Мы жили с ним в подмосковном доме отдыха, в комнате на втором этаже деревянного дома. Кормили нас скверно, и мы часто подзывали к своему столику шеф-повара, тыкали алюминиевыми вилками в свиные отбивные, обвалянные в сухарях, возмущались, спрашивали язвительно: что, мол, это — жареные сухари или жареное свиное сало? Нам приносили другие отбивные, которые мало чем отличались от прежних, и мы, голодные, поедали их, сдабривая горчицей, благо горчица здесь стояла на столиках в больших стеклянных банках. Потом нам надоело, и мы стали есть все, что нам приносили, вспоминая всякий раз вкусную какую-то еду, которую мы когда-то, где-то едали; шашлыки по-карски, жареных цыплят с чесноковым соусом, холодную водку, и старик уверял, что водку лучше всего закусывать маслинами. Мы часто говорили с ним о водке, но пить не приходилось, да и не хотелось.

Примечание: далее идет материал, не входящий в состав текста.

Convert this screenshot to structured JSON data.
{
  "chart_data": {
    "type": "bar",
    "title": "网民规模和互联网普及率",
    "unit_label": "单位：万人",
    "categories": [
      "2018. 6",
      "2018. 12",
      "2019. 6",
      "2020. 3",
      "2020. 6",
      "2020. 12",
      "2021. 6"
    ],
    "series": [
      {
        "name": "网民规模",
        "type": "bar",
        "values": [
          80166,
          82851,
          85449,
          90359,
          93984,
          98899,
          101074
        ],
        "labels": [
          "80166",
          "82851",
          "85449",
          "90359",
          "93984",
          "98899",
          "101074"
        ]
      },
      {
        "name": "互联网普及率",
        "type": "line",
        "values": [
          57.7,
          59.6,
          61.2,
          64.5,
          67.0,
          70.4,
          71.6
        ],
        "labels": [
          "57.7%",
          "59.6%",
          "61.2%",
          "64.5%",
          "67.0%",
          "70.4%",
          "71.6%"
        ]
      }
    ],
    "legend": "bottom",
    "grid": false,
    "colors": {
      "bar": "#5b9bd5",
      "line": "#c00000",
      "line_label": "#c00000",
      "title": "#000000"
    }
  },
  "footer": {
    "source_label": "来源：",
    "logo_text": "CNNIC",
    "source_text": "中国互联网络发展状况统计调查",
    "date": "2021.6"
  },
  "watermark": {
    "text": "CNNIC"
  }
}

Стояли знойные дни, безветренные и однообразные, в лесу пахло земляникой, смолой, и было душно. И только над омутом, на войлочном травянистом берегу с ольховыми кустами, рядом с родниковой, остуженной речушкой воздух был охлажден, и тело отдыхало. Все бездельники из дома отдыха собирались на этом берегу, и мы со стариком дневали там и даже в сумерках, когда спадала жара, приходили к реке и купались в одиночестве. К вечеру вода прояснялась, ил плотно ложился на дно, и прозрачная река казалась малахитовой от этого ила, от сумерек, от отражений ольховых кустов. В такие часы здесь пахло таволгой, которая дымилась в зарослях ольхи, и мы бесились от счастья, задыхались в оглушающем холоде воды и, перебарывая судорожную дрожь, обтираясь полотенцами, говорили восторженно:
— Отлично!
— Да!
— Лучше не бывает.
— Ну! Где уж там!
Я привык к своему старику, к согбенной его, жилистой фигуре в полотняных красных плавках, выгоревших на солнце, и в полотняной шапочке, которую он надевал неизменно. Привык настолько, что перестал замечать разницу в годах и был с ним на равных… А со мной это редко случалось.